Closed PGaneshIyer closed 4 years ago
Update: The problem is not just the shuffling of the lines (rows or samples) in train.dat, but rather the relabeling of the samples AFTER the shuffling. Certain ways of relabeling them gives different models than others. (same results in v3.0 and v3.0.2)
Hi, I have tried with your data on my computer. Both train_shuffle1.dat and train_shuffle2.dat yield exactly the same SISSO.out (only wall-clock time differ) using v3.0.2, no matter I run it in serial (1 core) or parallel (8 cores).
I uploaded the same file for the two shuffled data earlier by mistake. Please see attached zip-file witch correct files to reproduce my output. Shuffled.zip
train.dat for shuffled1 and shuffled2 are same data, but shuffled and re-labeled -- but they give different SISSO.out files.

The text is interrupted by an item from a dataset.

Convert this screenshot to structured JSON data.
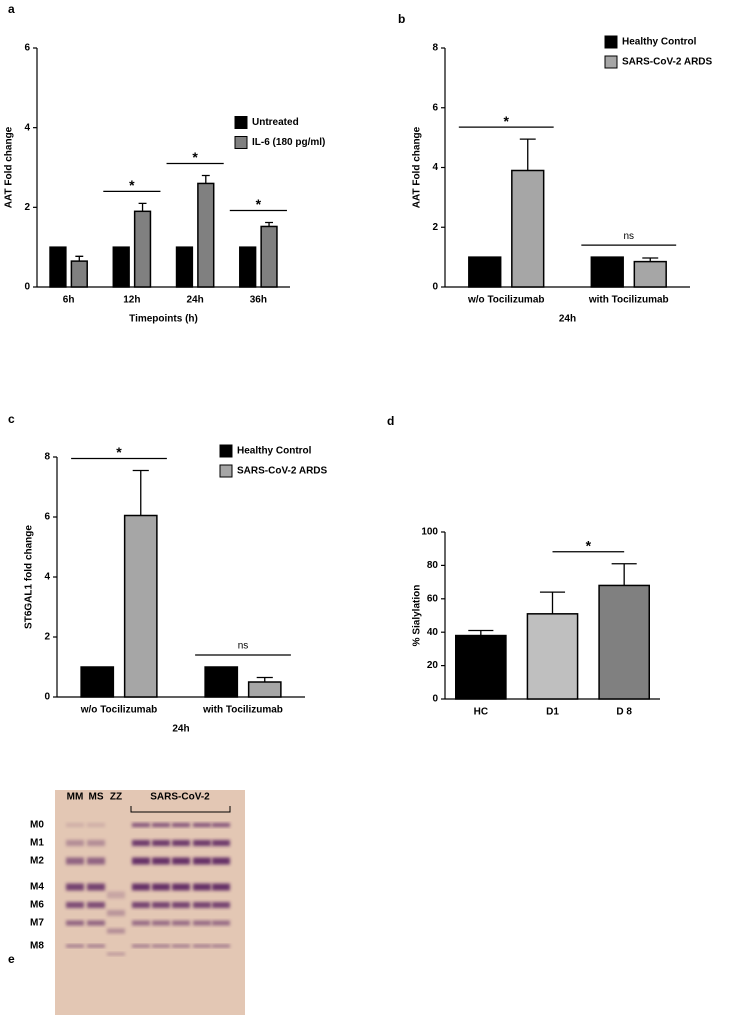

train.dat for shuffled1 and shuffled1_norelabel are same data, but shuffled and NO re-labeling -- they now give same SISSO.out file.
I believe, re-labeling of data should not matter. Why does it seem to matter? (hope you can now reproduce my output)
Thanks.
Problem identified!
In train_shuffle1.dat all E are negative (-26.xxx), but in train_shuffle2.dat you have one E (labeled 17) being positive: 26.50094444. Thus, you have two different train.dat.
After adding a negative sign to that positive E, I got same models for them (though tiny difference of SISSO.out).
So it was an error in the dataset...that is good news, although I am at a loss how that happened, as I was using the bash 'shuf' program. Thank you for digging into this. Take care.
Hello,
I am getting different results for a regression model using the same training data (and input parameters) but with shuffled lines in the train.dat file. It seems like an unintended behavior for the code, but could also be because I made a mistake.
Attaching the two shuffled training-data (train_shuffle1,2.dat), and my SISSO.in file here. Advice would be much appreciated. Using SISSOv3.0.
Thanks. Shuffled.zip